The monks made additions to the church, which included a wooden bell tower, reliquaries,
and elaborate shrines and tombs. After lightning struck the spire during a violent
storm in 1309, the church was consumed by a fire in which the abbey's documents,
books and relics were all destroyed. A new abbey church was soon begun; although
never fully completed, it reached its present size principally under the guidance
of Abbot William Middleton at the turn of the 15th century. Building at the abbey
continued until its six centuries of monasticism came to an abrupt halt with the
dissolution of the monastries in 1539. The monks were dispersed and within a year
the monastery's manors and other properties had been sold off.

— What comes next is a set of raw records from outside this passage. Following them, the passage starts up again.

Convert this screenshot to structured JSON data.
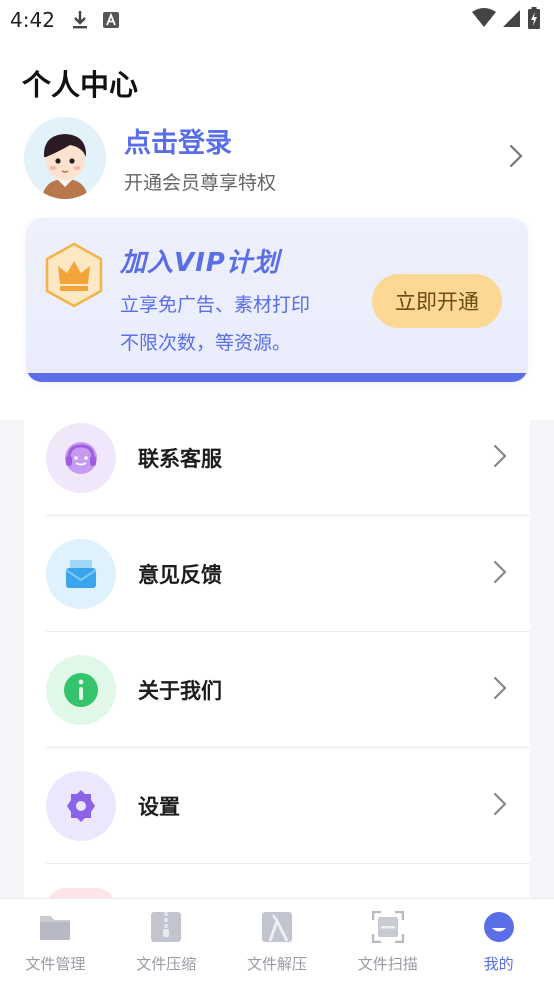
{
  "status_bar": {
    "time": "4:42"
  },
  "header": {
    "title": "个人中心"
  },
  "profile": {
    "login_label": "点击登录",
    "subtitle": "开通会员尊享特权"
  },
  "vip": {
    "title": "加入VIP计划",
    "desc_line1": "立享免广告、素材打印",
    "desc_line2": "不限次数，等资源。",
    "button": "立即开通"
  },
  "menu": {
    "items": [
      {
        "label": "联系客服",
        "icon": "headset-icon"
      },
      {
        "label": "意见反馈",
        "icon": "mail-icon"
      },
      {
        "label": "关于我们",
        "icon": "info-icon"
      },
      {
        "label": "设置",
        "icon": "gear-icon"
      }
    ]
  },
  "bottom_nav": {
    "items": [
      {
        "label": "文件管理",
        "icon": "folder-icon"
      },
      {
        "label": "文件压缩",
        "icon": "zip-icon"
      },
      {
        "label": "文件解压",
        "icon": "unzip-icon"
      },
      {
        "label": "文件扫描",
        "icon": "scan-icon"
      },
      {
        "label": "我的",
        "icon": "profile-icon",
        "active": true
      }
    ]
  },
  "colors": {
    "accent": "#5a6ee8",
    "vip_button": "#fbd894",
    "background": "#f5f6fa"
  }
}
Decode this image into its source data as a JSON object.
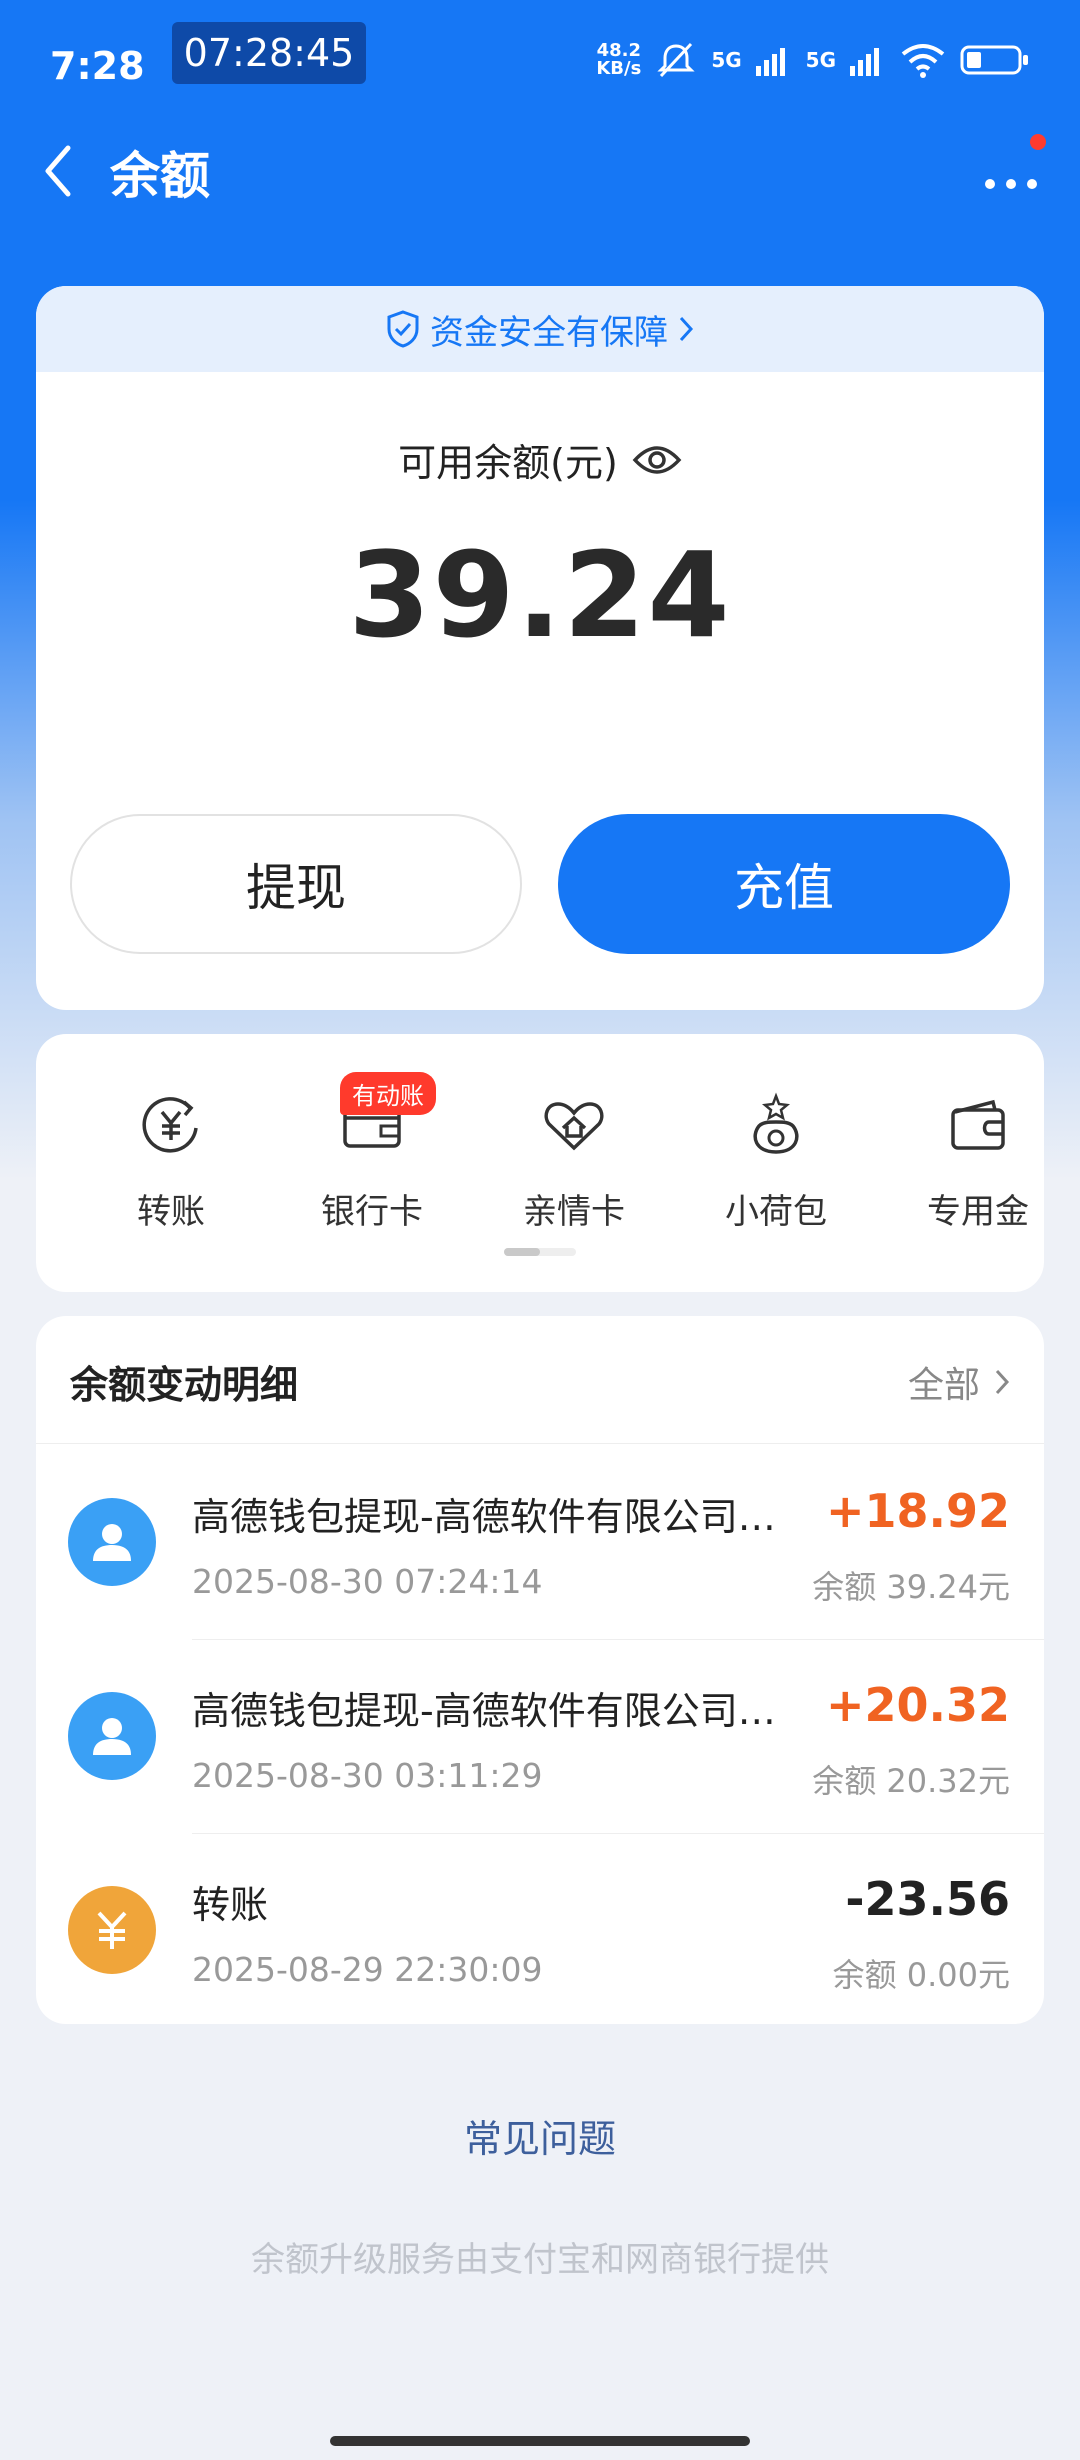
{
  "status_bar": {
    "time": "7:28",
    "clock": "07:28:45",
    "speed_value": "48.2",
    "speed_unit": "KB/s",
    "network1": "5G",
    "network2": "5G"
  },
  "header": {
    "title": "余额"
  },
  "balance": {
    "safety_text": "资金安全有保障",
    "available_label": "可用余额(元)",
    "amount": "39.24",
    "withdraw_label": "提现",
    "recharge_label": "充值"
  },
  "actions": {
    "items": [
      {
        "label": "转账",
        "icon": "yuan-transfer-icon"
      },
      {
        "label": "银行卡",
        "icon": "wallet-card-icon"
      },
      {
        "label": "亲情卡",
        "icon": "heart-home-icon"
      },
      {
        "label": "小荷包",
        "icon": "pouch-icon"
      },
      {
        "label": "专用金",
        "icon": "wallet-icon"
      }
    ],
    "badge": "有动账"
  },
  "transactions": {
    "title": "余额变动明细",
    "all_label": "全部",
    "rows": [
      {
        "name": "高德钱包提现-高德软件有限公司（高德地图）",
        "date": "2025-08-30 07:24:14",
        "amount": "+18.92",
        "balance": "余额 39.24元",
        "icon": "user-avatar-icon"
      },
      {
        "name": "高德钱包提现-高德软件有限公司（高德地图）",
        "date": "2025-08-30 03:11:29",
        "amount": "+20.32",
        "balance": "余额 20.32元",
        "icon": "user-avatar-icon"
      },
      {
        "name": "转账",
        "date": "2025-08-29 22:30:09",
        "amount": "-23.56",
        "balance": "余额 0.00元",
        "icon": "yuan-icon"
      }
    ]
  },
  "faq_label": "常见问题",
  "footer_note": "余额升级服务由支付宝和网商银行提供",
  "colors": {
    "primary": "#1677f5",
    "positive": "#f06322",
    "avatar_blue": "#3aa0f5",
    "avatar_orange": "#f0a53a"
  }
}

Sir John Tregonwell, a lawyer who had helped arranged Henry VIII's divorce from
Catherine of Aragon and at the Dissolution acted as commissioner taking the surrenders
of monasteries, bought the Abbey and estate in 1540 for £1,000. He died in
1565 but the Tregonwell family lived at Milton Abbey for a century afterwards. Mary
Tregonwell inherited in 1680, and in 1696 she married a naturalised Swede, Jacob
Bancks, who had previously served in the Royal Navy. They had two children, one
of whom, Jacob, inherited the estate in 1724. He had a short life, and when he died
in 1737 the Milton estate passed to John Strachan, the son of a female cousin. After
several legal wrangles, he was allowed to sell the estate in 1752 to Joseph Damer.
Damer was a wealthy and ambitious man whose fortune had descended from a great-uncle.

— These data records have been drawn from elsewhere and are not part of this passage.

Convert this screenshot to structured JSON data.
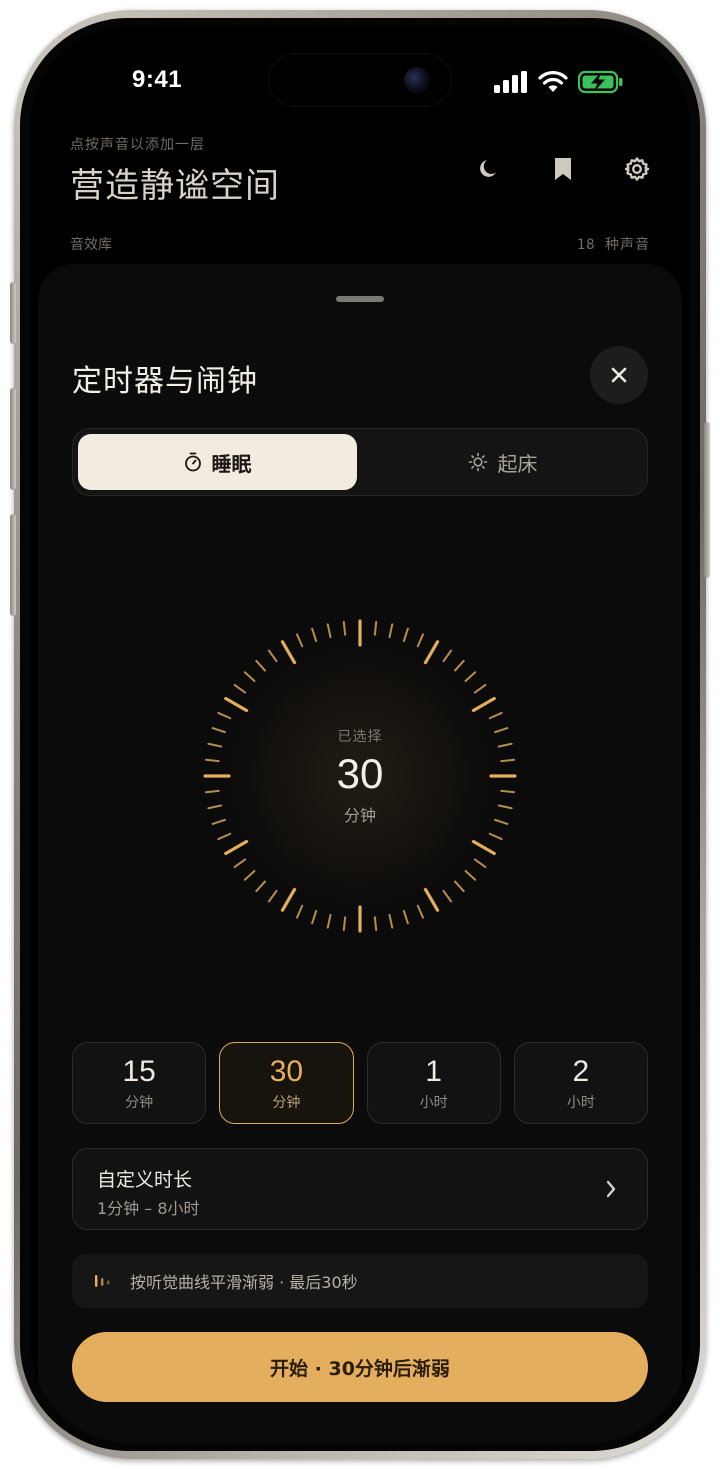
{
  "status_bar": {
    "time": "9:41"
  },
  "header": {
    "hint": "点按声音以添加一层",
    "title": "营造静谧空间",
    "icons": [
      "moon-icon",
      "bookmark-icon",
      "gear-icon"
    ]
  },
  "library": {
    "label": "音效库",
    "count": "18 种声音"
  },
  "sheet": {
    "title": "定时器与闹钟",
    "tabs": [
      {
        "label": "睡眠",
        "icon": "stopwatch-icon",
        "active": true
      },
      {
        "label": "起床",
        "icon": "sun-icon",
        "active": false
      }
    ],
    "dial": {
      "label": "已选择",
      "value": "30",
      "unit": "分钟",
      "accent": "#e3ae5d"
    },
    "presets": [
      {
        "value": "15",
        "unit": "分钟",
        "selected": false
      },
      {
        "value": "30",
        "unit": "分钟",
        "selected": true
      },
      {
        "value": "1",
        "unit": "小时",
        "selected": false
      },
      {
        "value": "2",
        "unit": "小时",
        "selected": false
      }
    ],
    "custom": {
      "title": "自定义时长",
      "range": "1分钟 – 8小时"
    },
    "fade_note": "按听觉曲线平滑渐弱 · 最后30秒",
    "start_button": "开始 · 30分钟后渐弱"
  }
}
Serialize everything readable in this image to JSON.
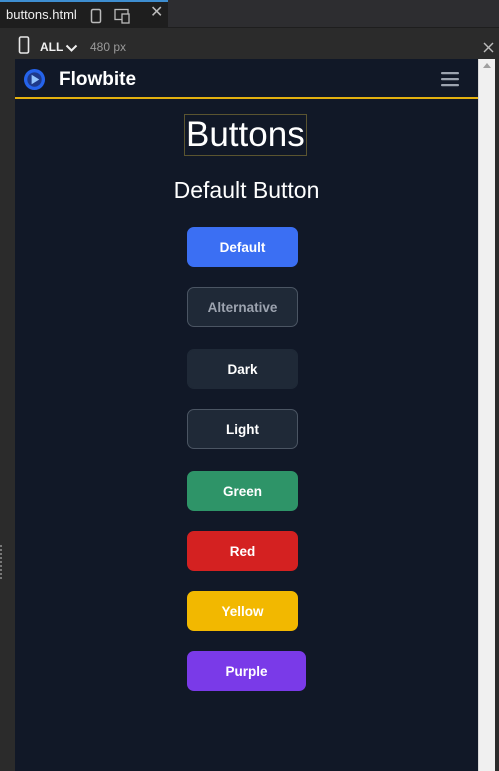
{
  "editor": {
    "tab_title": "buttons.html",
    "media_query": "ALL",
    "viewport_width": "480 px"
  },
  "navbar": {
    "brand": "Flowbite"
  },
  "page": {
    "heading": "Buttons",
    "subheading": "Default Button"
  },
  "buttons": [
    {
      "label": "Default",
      "bg": "#3b6ff3",
      "text": "#ffffff",
      "border": "#3b6ff3"
    },
    {
      "label": "Alternative",
      "bg": "#1f2937",
      "text": "#9ca3af",
      "border": "#4b5563"
    },
    {
      "label": "Dark",
      "bg": "#1f2937",
      "text": "#ffffff",
      "border": "#1f2937"
    },
    {
      "label": "Light",
      "bg": "#1f2937",
      "text": "#ffffff",
      "border": "#4b5563"
    },
    {
      "label": "Green",
      "bg": "#2e9468",
      "text": "#ffffff",
      "border": "#2e9468"
    },
    {
      "label": "Red",
      "bg": "#d42121",
      "text": "#ffffff",
      "border": "#d42121"
    },
    {
      "label": "Yellow",
      "bg": "#f2b800",
      "text": "#ffffff",
      "border": "#f2b800"
    },
    {
      "label": "Purple",
      "bg": "#7a3ae8",
      "text": "#ffffff",
      "border": "#7a3ae8"
    }
  ],
  "colors": {
    "page_bg": "#111827",
    "navbar_accent": "#e3b00f"
  }
}
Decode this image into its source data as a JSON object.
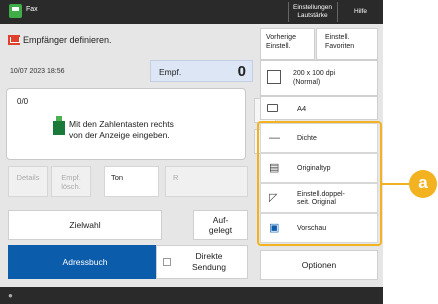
{
  "topbar": {
    "app_name": "Fax",
    "settings_label_line1": "Einstellungen",
    "settings_label_line2": "Lautstärke",
    "help_label": "Hilfe"
  },
  "title": "Empfänger definieren.",
  "datetime": "10/07 2023 18:56",
  "recipients": {
    "label": "Empf.",
    "count": "0"
  },
  "message": {
    "count": "0/0",
    "line1": "Mit den Zahlentasten rechts",
    "line2": "von der Anzeige eingeben."
  },
  "scroll": {
    "up": "▲",
    "down": "▼"
  },
  "small_buttons": {
    "details": "Details",
    "delete_line1": "Empf.",
    "delete_line2": "lösch.",
    "ton": "Ton",
    "r": "R"
  },
  "buttons": {
    "zielwahl": "Zielwahl",
    "aufgelegt_line1": "Auf-",
    "aufgelegt_line2": "gelegt",
    "adressbuch": "Adressbuch",
    "direkte_line1": "Direkte",
    "direkte_line2": "Sendung",
    "optionen": "Optionen"
  },
  "right": {
    "vorherige_line1": "Vorherige",
    "vorherige_line2": "Einstell.",
    "favoriten_line1": "Einstell.",
    "favoriten_line2": "Favoriten",
    "resolution_line1": "200 x 100 dpi",
    "resolution_line2": "(Normal)",
    "size": "A4",
    "dichte": "Dichte",
    "originaltyp": "Originaltyp",
    "doppelseit_line1": "Einstell.doppel-",
    "doppelseit_line2": "seit. Original",
    "vorschau": "Vorschau"
  },
  "callout_label": "a",
  "colors": {
    "accent_blue": "#0b5cab",
    "highlight_orange": "#f3b321",
    "title_icon_red": "#e0402e",
    "app_icon_green": "#3fae49"
  }
}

In 1742, he married Caroline Sackville, daughter of the first Duke of Dorset; on
Caroline's death in 1755, Damer commissioned the Italian sculptor Carlini to make
a monument to mourn her, which today stands in the north transept of the Abbey.
Damer's influence on Milton Abbey was considerable. On buying the estate he set
about a grand scheme to reshape the valley in which it lay. He planned to remove
the old town south of the abbey and to replace the decaying abbey buildings with
a great house suited to its surroundings and his position. He hired, first, John
Vardy, who had constructed the Horse Guards in London and who worked intermittently
on the Dorset project and a house for Damer in Park Lane. After Damer was created
Baron Milton in 1764, he enlisted the great landscaper Lancelot 'Capability' Brown
to design the grounds, and, following the death of Vardy in 1765, the famed architect
Sir William Chambers to create an appropriate house in the Gothic style, much against
Chambers' tastes. Following frequent quarrels with his client chambers resigned,
leaving the completion of the interior to James Wyatt, who also 'restored' the Abbey
Church. The result is the impressive Gothic mansion in its valley setting, which
in time attracted three royal visits.
Even as Lord Milton, Damer found that his removal of the town, house by house as
the leases fell in or the occupants moved, did not go unopposed; one tennant, a
lawyer, stubbornly remained but was flooded out when the sluice gates of the old
abbey pond above the town were opened. Whatever Lord Milton's intentions in the
case, the tenant took him to court and won. But by 1779 Damer had razed the entire
town of Middleton and created a new model village on a site half a mile to the southeast.
After Damer's death in 1798, at the age of 80, the estate passed to his son, George,
and then to Damer's daughter Caroline. When she died in 1828 it passed to Henry
Dawson Damer RN whose sole heir sold the estate in 1852 to Charles Joachim, Baron
Hambro, a merchant banker from Denmark who made Milton Abbey his seat. Hambro commissioned
Sir George Gilbert Scott to restore the Abbey Church in 1865, saving the church
from potential ruin. Through their eighty years at Milton Abbey the Hambros saw
the trees and shrubs planted by Capability Brown grow to their full maturity, especially
under the loving care of Sir Everard Hambro. In 1932 the estate was sold and divided
up. The Ecclesiastical Commissioners bought the Abbey and for some time the house
was a healing centre. In 1953 the grounds were bought by a trust to establish a
school, Milton Abbey which flourishes today. The school has six houses - fittingly
named Athelstan, Bancks, Damer, Hambro, Middleton and Tregonwell.